A federação formada por Progressistas e União Brasil, do Centrão, negocia uma postura de neutralidade na campanha presidencial. A mudança pode afetar a propaganda de TV e a disputa entre Lula e Flávio Bolsonaro.

Federação do Centrão buscou força no Congresso e agora testa neutralidade na eleição

Em abril do ano passado, Progressistas e União Brasil anunciaram uma federação partidária.

O plano foi apresentado como a maior força política do Congresso, com 109 deputados e 14 senadores. O grupo também teria uma rede eleitoral com 6 governadores, 1350 prefeitos e mais de 12 000 vereadores.

Troca de candidatos, investigações e acenos a Lula mudam o ritmo das negociações

A federação foi desenhada para atuar nas votações na Câmara e no Senado e manter o PT e o PL sob influência do Centrão. O objetivo também incluía fazer da federação a “noiva mais cobiçada” da eleição presidencial.

No começo, o grupo preferia o governador de São Paulo Tarcísio Gomes de Freitas para liderar a chapa. Para vice, era citado o senador Ciro Nogueira, presidente do Progressistas, com estratégias em parceria com Antônio Rueda, do União Brasil.

Depois, Jair Bolsonaro escolheu Flávio Bolsonaro para disputar o Palácio do Planalto e deixou Tarcísio de Freitas de fora. A Polícia Federal apontou relações de Daniel Vorcaro com Ciro Nogueira e Antônio Rueda, e o grupo decidiu “submergir”, com Ciro Nogueira acenando para Lula em um palanque no Piauí.

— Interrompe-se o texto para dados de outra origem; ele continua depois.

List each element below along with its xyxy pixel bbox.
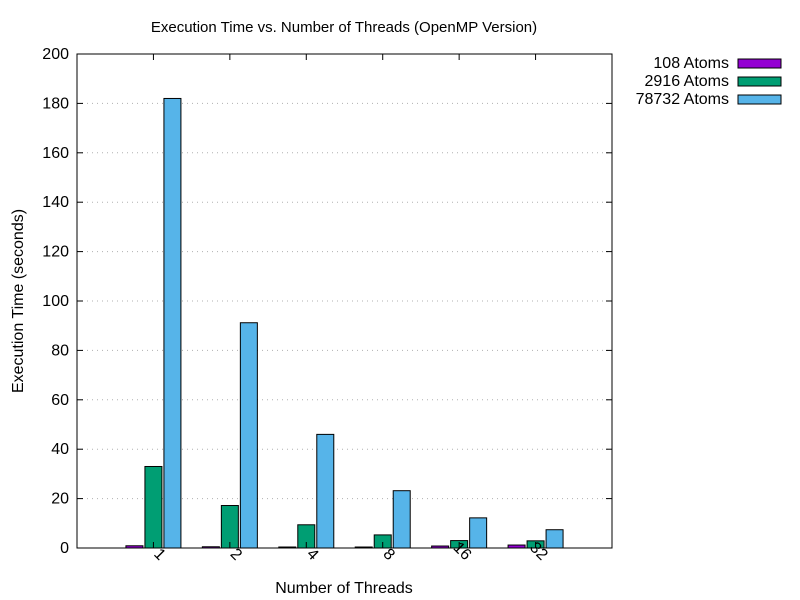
bar xyxy=(163,97,182,549)
x-axis: 1 2 4 8 16 32 xyxy=(150,54,551,564)
legend-swatch xyxy=(737,58,782,69)
y-tick-label: 0 xyxy=(60,540,69,557)
bar xyxy=(392,490,411,549)
bar xyxy=(316,433,335,549)
bars xyxy=(125,97,564,549)
legend-label: 2916 Atoms xyxy=(645,73,730,90)
legend-swatch xyxy=(737,94,782,105)
y-tick-label: 140 xyxy=(42,194,69,211)
y-tick-label: 40 xyxy=(51,441,69,458)
legend-label: 78732 Atoms xyxy=(636,91,729,108)
bar xyxy=(239,322,258,549)
legend-swatch xyxy=(737,76,782,87)
y-axis-label: Execution Time (seconds) xyxy=(10,209,27,393)
grid-lines xyxy=(77,102,612,500)
bar xyxy=(144,465,163,549)
legend-label: 108 Atoms xyxy=(653,55,729,72)
y-tick-label: 20 xyxy=(51,491,69,508)
y-tick-label: 160 xyxy=(42,145,69,162)
y-axis: 0 20 40 60 80 100 120 140 160 180 200 xyxy=(42,46,612,557)
bar xyxy=(220,505,239,549)
chart-title: Execution Time vs. Number of Threads (Op… xyxy=(151,19,537,36)
y-tick-label: 120 xyxy=(42,244,69,261)
y-tick-label: 200 xyxy=(42,46,69,63)
bar xyxy=(469,517,488,549)
bar xyxy=(545,529,564,549)
x-axis-label: Number of Threads xyxy=(275,580,413,597)
y-tick-label: 60 xyxy=(51,392,69,409)
y-tick-label: 80 xyxy=(51,342,69,359)
y-tick-label: 180 xyxy=(42,95,69,112)
y-tick-label: 100 xyxy=(42,293,69,310)
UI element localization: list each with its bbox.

Se ficar neutra, federação muda tempo de TV e amplia alianças de Lula

A tendência atual da federação é ficar neutra, sem apoio formal a candidato.

Se isso for confirmado, Lula teria mais tempo na TV do que Flávio Bolsonaro: 5 minutos e 32 segundos contra 4 minutos e 20 segundos. A aliança de Lula reuniria sete legendas, enquanto o PL seguiria sozinho com o “Zero Um”, na disputa.